無料キャンペーンを終了し、4月以降は基本料である月額4800円をもらうようにしています。これまでは間口を広げる戦略でしたが、今後はユーザーとのエンゲージメントを高めるためにも、質を重視する形に変えました。ただ、料金を取るようになったからといって、退店が相次いだり、出店ペースが鈍ったりということはありません。auベストコマース宣言を踏まえて、出店料を上回るリターンをもたらしたいと思います。

――例えば楽天であれば、「楽天スーパーポイント」が使える実店舗を大幅に増やしています。au経済圏もその方向に進むのですか。

au PAYの拡大に伴い、その部分も増えていくでしょうが、出口としてのワウマがより重要になると思います。外で使ってもらうことは経済圏の拡大として重要なことですが、経済圏の中で消費してもらうことも大事です。「出口としてのワウマ」をいかに知ってもらうか、そして使い続けてもらうためのベネフィットをいかに作れるかがカギになります。auそのものがオープン化するという大きな戦略転換があったわけで、コト系も含めたコマース領域がワウマに統合されました。ですから、ワウマを重要度は高まっています。

――auショップとの連携に成果は出ていますか。

規模的な観点でいえば、新たなユーザーの増加ペースは飛躍的に上がっています。質的にいうと、ネット販売のリテラシーがあまり高くないユーザーが多いので、客層が拡大しています。
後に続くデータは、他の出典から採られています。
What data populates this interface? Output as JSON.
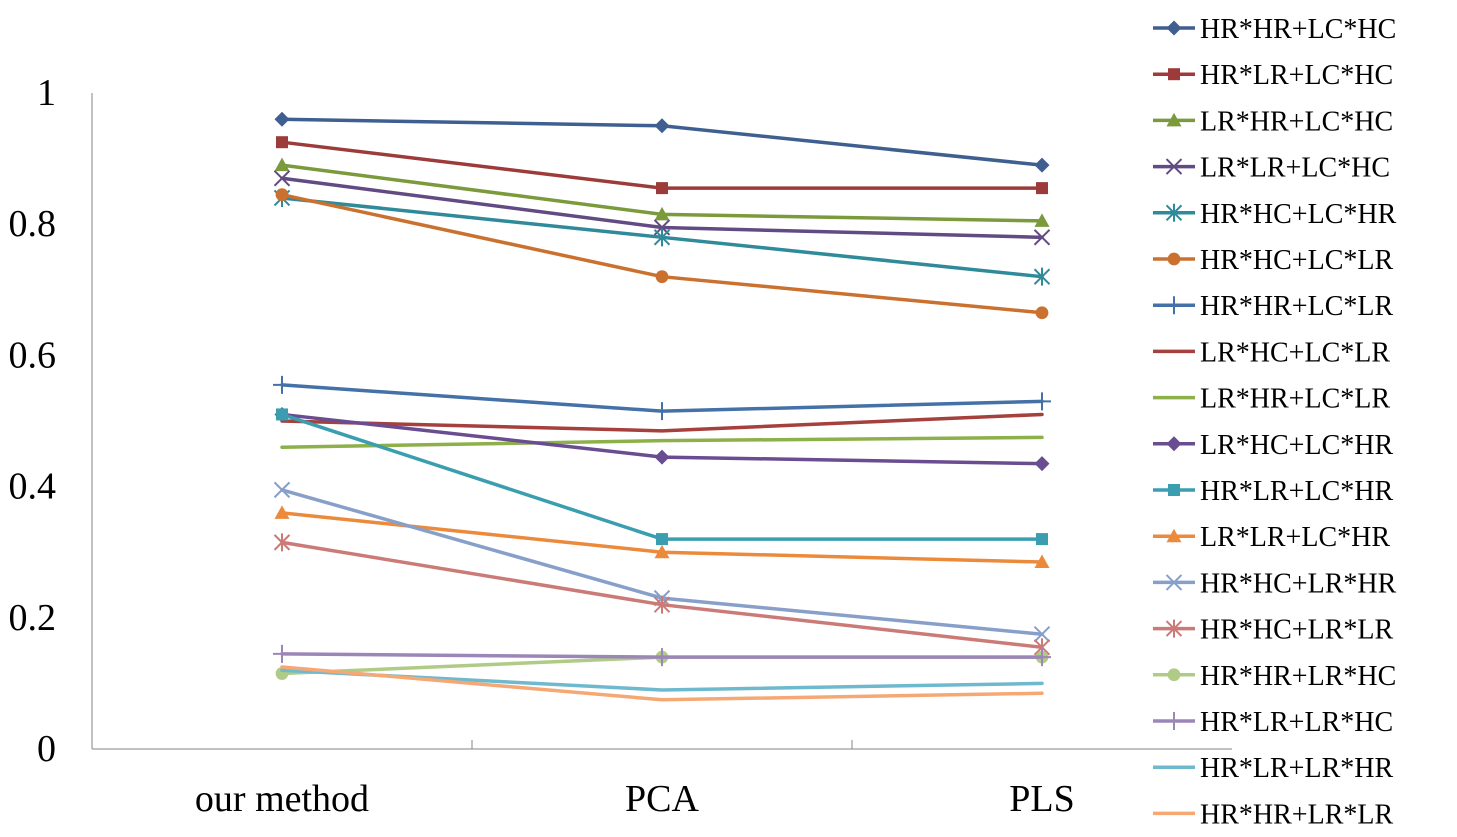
{
  "chart_data": {
    "type": "line",
    "title": "",
    "xlabel": "",
    "ylabel": "",
    "categories": [
      "our method",
      "PCA",
      "PLS"
    ],
    "ylim": [
      0,
      1
    ],
    "yticks": [
      0,
      0.2,
      0.4,
      0.6,
      0.8,
      1
    ],
    "ytick_labels": [
      "0",
      "0.2",
      "0.4",
      "0.6",
      "0.8",
      "1"
    ],
    "grid": false,
    "legend_position": "right",
    "series": [
      {
        "name": "HR*HR+LC*HC",
        "values": [
          0.96,
          0.95,
          0.89
        ],
        "color": "#3e5f8f",
        "marker": "diamond"
      },
      {
        "name": "HR*LR+LC*HC",
        "values": [
          0.925,
          0.855,
          0.855
        ],
        "color": "#9c3b39",
        "marker": "square"
      },
      {
        "name": "LR*HR+LC*HC",
        "values": [
          0.89,
          0.815,
          0.805
        ],
        "color": "#7a9a3c",
        "marker": "triangle"
      },
      {
        "name": "LR*LR+LC*HC",
        "values": [
          0.87,
          0.795,
          0.78
        ],
        "color": "#624a82",
        "marker": "x"
      },
      {
        "name": "HR*HC+LC*HR",
        "values": [
          0.84,
          0.78,
          0.72
        ],
        "color": "#2f8a99",
        "marker": "asterisk"
      },
      {
        "name": "HR*HC+LC*LR",
        "values": [
          0.845,
          0.72,
          0.665
        ],
        "color": "#cb7130",
        "marker": "circle"
      },
      {
        "name": "HR*HR+LC*LR",
        "values": [
          0.555,
          0.515,
          0.53
        ],
        "color": "#4471a7",
        "marker": "plus"
      },
      {
        "name": "LR*HC+LC*LR",
        "values": [
          0.5,
          0.485,
          0.51
        ],
        "color": "#a5403d",
        "marker": "none"
      },
      {
        "name": "LR*HR+LC*LR",
        "values": [
          0.46,
          0.47,
          0.475
        ],
        "color": "#8db04a",
        "marker": "none"
      },
      {
        "name": "LR*HC+LC*HR",
        "values": [
          0.51,
          0.445,
          0.435
        ],
        "color": "#6a4c90",
        "marker": "diamond"
      },
      {
        "name": "HR*LR+LC*HR",
        "values": [
          0.51,
          0.32,
          0.32
        ],
        "color": "#3a9eb0",
        "marker": "square"
      },
      {
        "name": "LR*LR+LC*HR",
        "values": [
          0.36,
          0.3,
          0.285
        ],
        "color": "#ec8a3c",
        "marker": "triangle"
      },
      {
        "name": "HR*HC+LR*HR",
        "values": [
          0.395,
          0.23,
          0.175
        ],
        "color": "#879fc9",
        "marker": "x"
      },
      {
        "name": "HR*HC+LR*LR",
        "values": [
          0.315,
          0.22,
          0.155
        ],
        "color": "#cb7b77",
        "marker": "asterisk"
      },
      {
        "name": "HR*HR+LR*HC",
        "values": [
          0.115,
          0.14,
          0.14
        ],
        "color": "#afcb86",
        "marker": "circle"
      },
      {
        "name": "HR*LR+LR*HC",
        "values": [
          0.145,
          0.14,
          0.14
        ],
        "color": "#9c86b8",
        "marker": "plus"
      },
      {
        "name": "HR*LR+LR*HR",
        "values": [
          0.12,
          0.09,
          0.1
        ],
        "color": "#6fb9cf",
        "marker": "none"
      },
      {
        "name": "HR*HR+LR*LR",
        "values": [
          0.125,
          0.075,
          0.085
        ],
        "color": "#f5a874",
        "marker": "none"
      }
    ]
  }
}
きちんと「おもてなし」をすることで、リピート率ではポジティブな指数が出ており、よりユーザーを大事にして、使い続けてもらうためのサービス・プロダクトを磨き上げなければいけないと思っています。

――auユーザーへの認知を高めるため、どんな施策を展開しますか。

店頭での取り組みのほか、金融関連のユーザーや、有料の優待プログラム「スマートパス」のユーザーなど、auではさまざまなセグメントにユーザーがついているので、セグメントごとにどんなキャンペーンやサービスを提供していくかが大事になってきます。

プロフィール

八津川博史(やつかわ・ひろし)氏 1973年大阪府生まれ。京都大学総合人間学部卒業。中堅企業向けコンサルティングを行う会社へ新卒入社。2000 年、ディー・エヌ・エー(DeNA)入社。DeNA にて営業本部長、社長室長、事業戦略部長を経て2005年にソリューション事業部長。その後、エアーリンク(現・エアトリ)の取締役、DeNAとKDDIの共同出資会社であるモバオクの代表取締役社長及びDeNAのEC事業本部ショッピングモール事業部長を務め、2016年12月よりKDDIコマースフォワードを設立。2019年4月よりau コマース&ライフ式会社の代表取締役社長に就任。

取材後メモ

経営体制が変わってから2年半が経過したワウマ。順調に店舗数や流通額は伸びているようですが、まだまだ競合には及ばない数字です。

こうした中で、「オープン化」に舵を切ったKDDI。すでに同様の取り組みはNTTドコモも行っていますが、KDDIの強みは自社で仮想モールを運営している点です。今回の経営統合により、ポイント経済圏を考える上で重要な「ネット販売における消費先」がワウマに統一されました。

あとは「ユーザーに買い物をしてもらう」だけです。楽天やNTTドコモ、ヤフーといった競合も「コード決済」を軸に経済圏を拡大しているだけに、auユーザーの囲い込みはますます重要になってきます。店頭での取り組みや、通信料金への還元といった施策がユーザー拡大にどれだけ貢献するかが注目されます。